Outre les lignes de métro et de tram, des trains relient la banlieue de la capitale suédoise au centre-ville en quelques minutes. Inaugurées en 2017, ces lignes de train ont nécessité une vingtaine d'années de négociations avant que les autorités compétentes n'arrivent à se mettre d'accord sur un plan d'action. "25 ans ? Mais on est dans les temps alors !", s'exclame le président de la Stib, qui n'hésitera pas à ressortir ce chiffre dès qu'il en aura l'occasion, laissant largement sous-entendre que la lenteur bruxelloise n'est peut-être pas si problématique que cela. Plus sérieusement, il fera également remarquer qu'investir est "plus simple quand on ne doit pas se plier aux contraintes budgétaires liées à l'appartenance à la zone euro".

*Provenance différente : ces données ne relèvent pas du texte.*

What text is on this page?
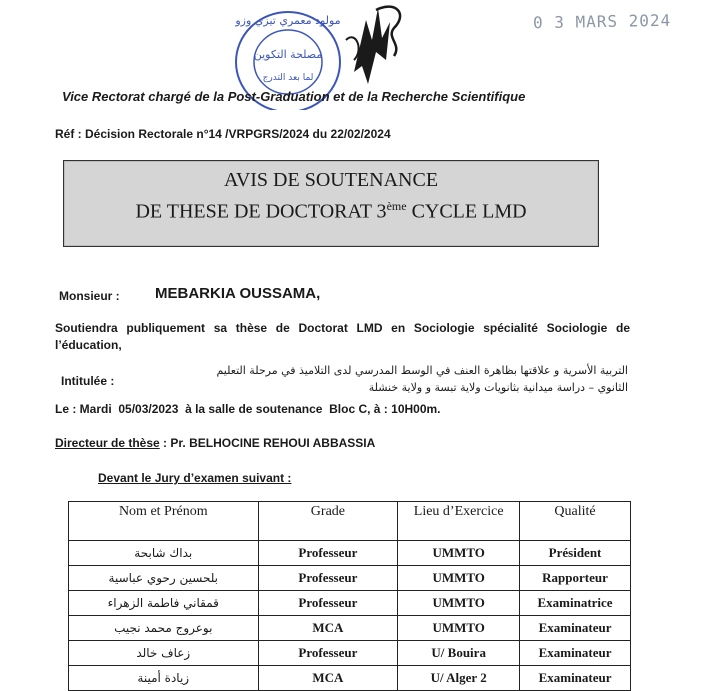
0 3 MARS 2024
مصلحة التكوين
مولود معمري تيزي وزو
لما بعد التدرج
Vice Rectorat chargé de la Post-Graduation et de la Recherche Scientifique
Réf : Décision Rectorale n°14 /VRPGRS/2024 du 22/02/2024
AVIS DE SOUTENANCE
DE THESE DE DOCTORAT 3ème CYCLE LMD
Monsieur : MEBARKIA OUSSAMA,
Soutiendra publiquement sa thèse de Doctorat LMD en Sociologie spécialité Sociologie de l’éducation,
Intitulée :
التربية الأسرية و علاقتها بظاهرة العنف في الوسط المدرسي لدى التلاميذ في مرحلة التعليم الثانوي – دراسة ميدانية بثانويات ولاية تبسة و ولاية خنشلة
Le : Mardi  05/03/2023  à la salle de soutenance  Bloc C, à : 10H00m.
Directeur de thèse : Pr. BELHOCINE REHOUI ABBASSIA
Devant le Jury d’examen suivant :
Nom et Prénom	Grade	Lieu d’Exercice	Qualité
بداك شابحة	Professeur	UMMTO	Président
بلحسين رحوي عباسية	Professeur	UMMTO	Rapporteur
قمقاني فاطمة الزهراء	Professeur	UMMTO	Examinatrice
بوعروج محمد نجيب	MCA	UMMTO	Examinateur
زعاف خالد	Professeur	U/ Bouira	Examinateur
زيادة أمينة	MCA	U/ Alger 2	Examinateur
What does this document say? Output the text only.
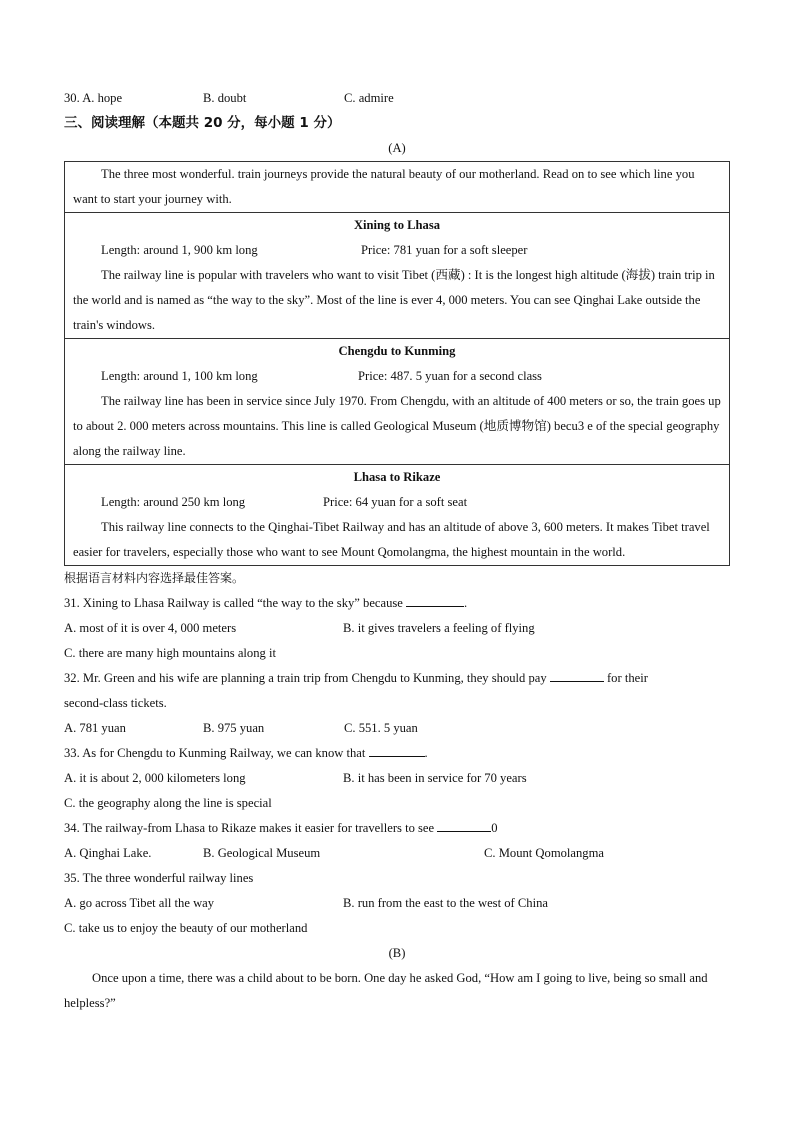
30. A. hope	B. doubt	C. admire
三、阅读理解（本题共 20 分，每小题 1 分）
(A)

The three most wonderful. train journeys provide the natural beauty of our motherland. Read on to see which line you want to start your journey with.

Xining to Lhasa

Length: around 1, 900 km long	Price: 781 yuan for a soft sleeper

The railway line is popular with travelers who want to visit Tibet (西藏) : It is the longest high altitude (海拔) train trip in the world and is named as “the way to the sky”. Most of the line is ever 4, 000 meters. You can see Qinghai Lake outside the train's windows.

Chengdu to Kunming

Length: around 1, 100 km long	Price: 487. 5 yuan for a second class

The railway line has been in service since July 1970. From Chengdu, with an altitude of 400 meters or so, the train goes up to about 2. 000 meters across mountains. This line is called Geological Museum (地质博物馆) becu3 e of the special geography along the railway line.

Lhasa to Rikaze

Length: around 250 km long	Price: 64 yuan for a soft seat

This railway line connects to the Qinghai-Tibet Railway and has an altitude of above 3, 600 meters. It makes Tibet travel easier for travelers, especially those who want to see Mount Qomolangma, the highest mountain in the world.

根据语言材料内容选择最佳答案。
31. Xining to Lhasa Railway is called “the way to the sky” because	.
A. most of it is over 4, 000 meters	B. it gives travelers a feeling of flying
C. there are many high mountains along it
32. Mr. Green and his wife are planning a train trip from Chengdu to Kunming, they should pay	for their
second-class tickets.
A. 781 yuan	B. 975 yuan	C. 551. 5 yuan
33. As for Chengdu to Kunming Railway, we can know that	.
A. it is about 2, 000 kilometers long	B. it has been in service for 70 years
C. the geography along the line is special
34. The railway-from Lhasa to Rikaze makes it easier for travellers to see	0
A. Qinghai Lake.	B. Geological Museum	C. Mount Qomolangma
35. The three wonderful railway lines
A. go across Tibet all the way	B. run from the east to the west of China
C. take us to enjoy the beauty of our motherland
(B)

Once upon a time, there was a child about to be born. One day he asked God, “How am I going to live, being so small and helpless?”
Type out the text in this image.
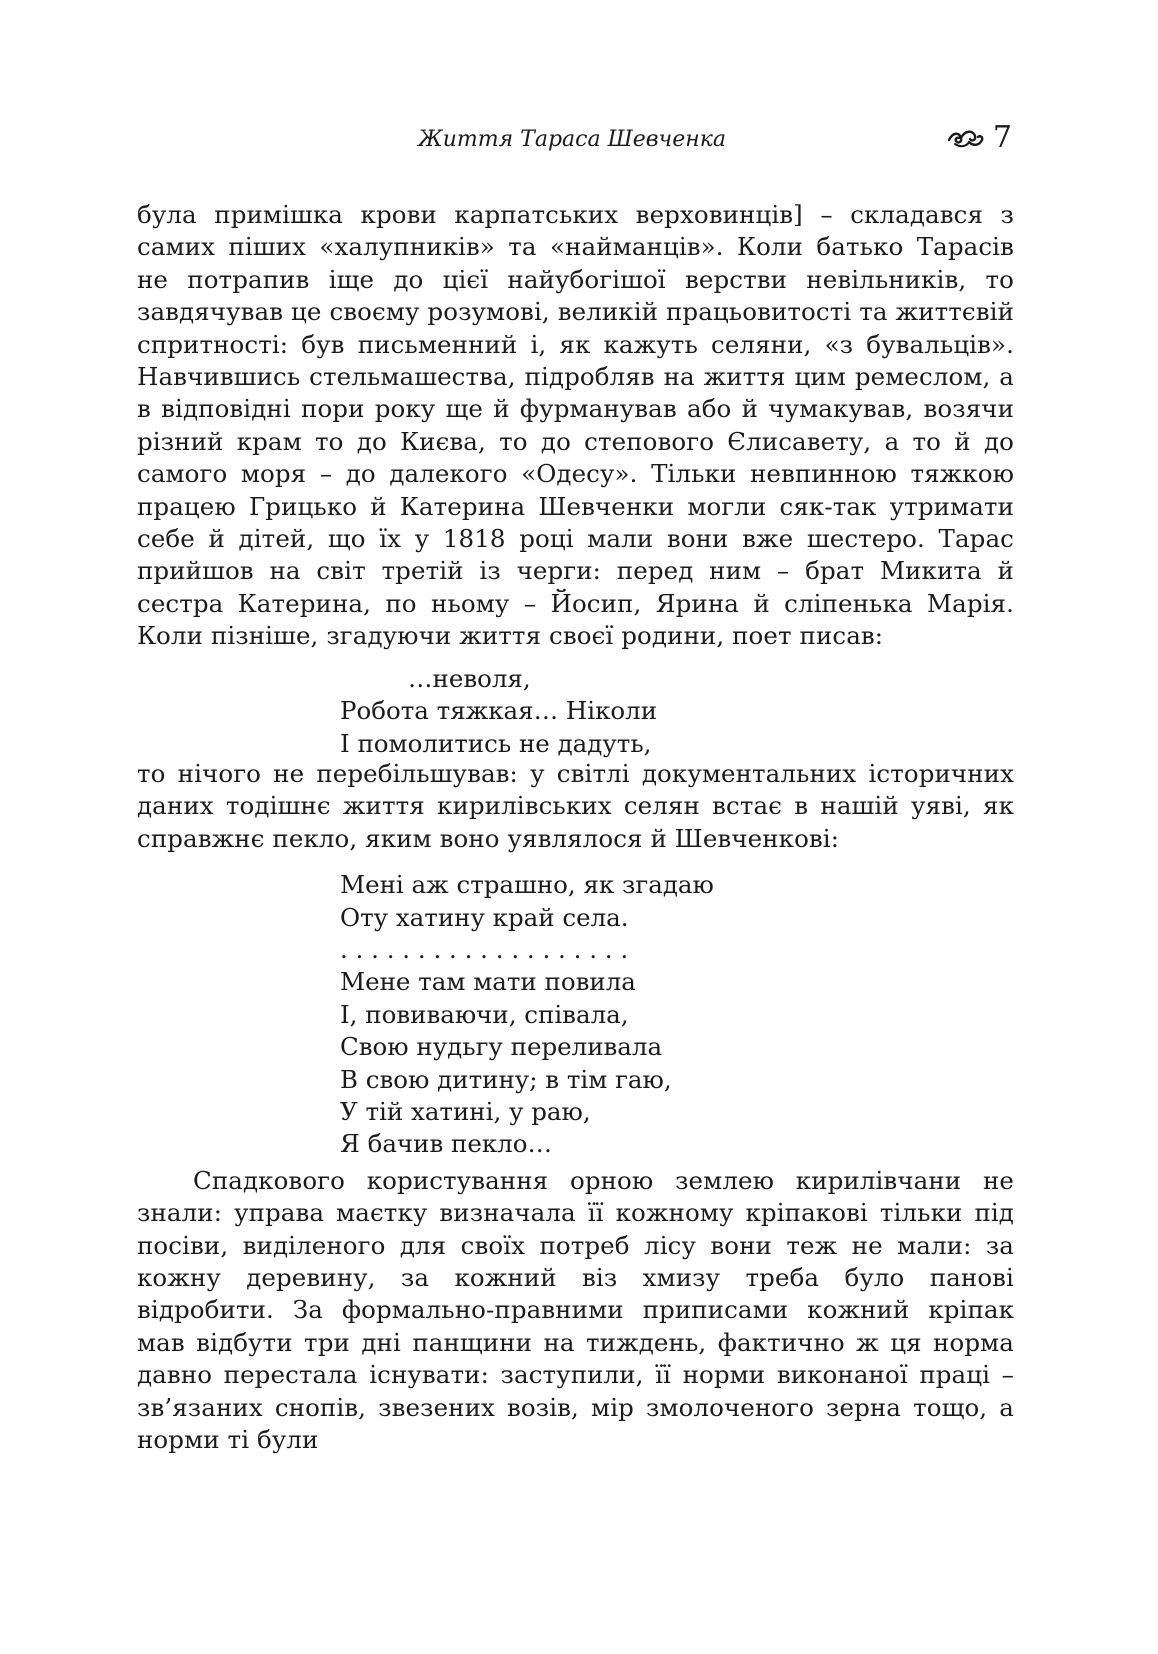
Життя Тараса Шевченка	7

була примішка крови карпатських верховинців] – складався з самих піших «халупників» та «найманців». Коли батько Тарасів не потрапив іще до цієї найубогішої верстви невільників, то завдячував це своєму розумові, великій працьовитості та життєвій спритності: був письменний і, як кажуть селяни, «з бувальців». Навчившись стельмашества, підробляв на життя цим ремеслом, а в відповідні пори року ще й фурманував або й чумакував, возячи різний крам то до Києва, то до степового Єлисавету, а то й до самого моря – до далекого «Одесу». Тільки невпинною тяжкою працею Грицько й Катерина Шевченки могли сяк-так утримати себе й дітей, що їх у 1818 році мали вони вже шестеро. Тарас прийшов на світ третій із черги: перед ним – брат Микита й сестра Катерина, по ньому – Йосип, Ярина й сліпенька Марія. Коли пізніше, згадуючи життя своєї родини, поет писав:

…неволя,
Робота тяжкая… Ніколи
І помолитись не дадуть,

то нічого не перебільшував: у світлі документальних історичних даних тодішнє життя кирилівських селян встає в нашій уяві, як справжнє пекло, яким воно уявлялося й Шевченкові:

Мені аж страшно, як згадаю
Оту хатину край села.
. . . . . . . . . . . . . . . . . . .
Мене там мати повила
І, повиваючи, співала,
Свою нудьгу переливала
В свою дитину; в тім гаю,
У тій хатині, у раю,
Я бачив пекло…

Спадкового користування орною землею кирилівчани не знали: управа маєтку визначала її кожному кріпакові тільки під посіви, виділеного для своїх потреб лісу вони теж не мали: за кожну деревину, за кожний віз хмизу треба було панові відробити. За формально-правними приписами кожний кріпак мав відбути три дні панщини на тиждень, фактично ж ця норма давно перестала існувати: заступили, її норми виконаної праці – зв’язаних снопів, звезених возів, мір змолоченого зерна тощо, а норми ті були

Ces investissements ont permis à la société de transports stockholmoise d'aménager des stations à plus de 45 mètres sous le niveau du sol. En témoignent les escalators vertigineux qui attendent les navetteurs à la sortie du métro. A Bruxelles, les stations les plus profondes comme Mérode ou Botanique se situent à une vingtaine de mètres sous terre. "Chez nous, on fait polémique quand on parle de descendre à 40 mètres pour le métro Nord alors qu'ici, certaines stations se trouvent à - 80 mètres !" Des stations dans lesquelles des agents sont encore présents une fois passées 22h, pour informer les voyageurs qui en ont besoin. "Ca, ça n'existe pas à Bruxelles : les stations derment beaucoup trop tôt", constate Thomas Ryckalts avant de conclure : "On ne peut que s'améliorer !"

© S.Z.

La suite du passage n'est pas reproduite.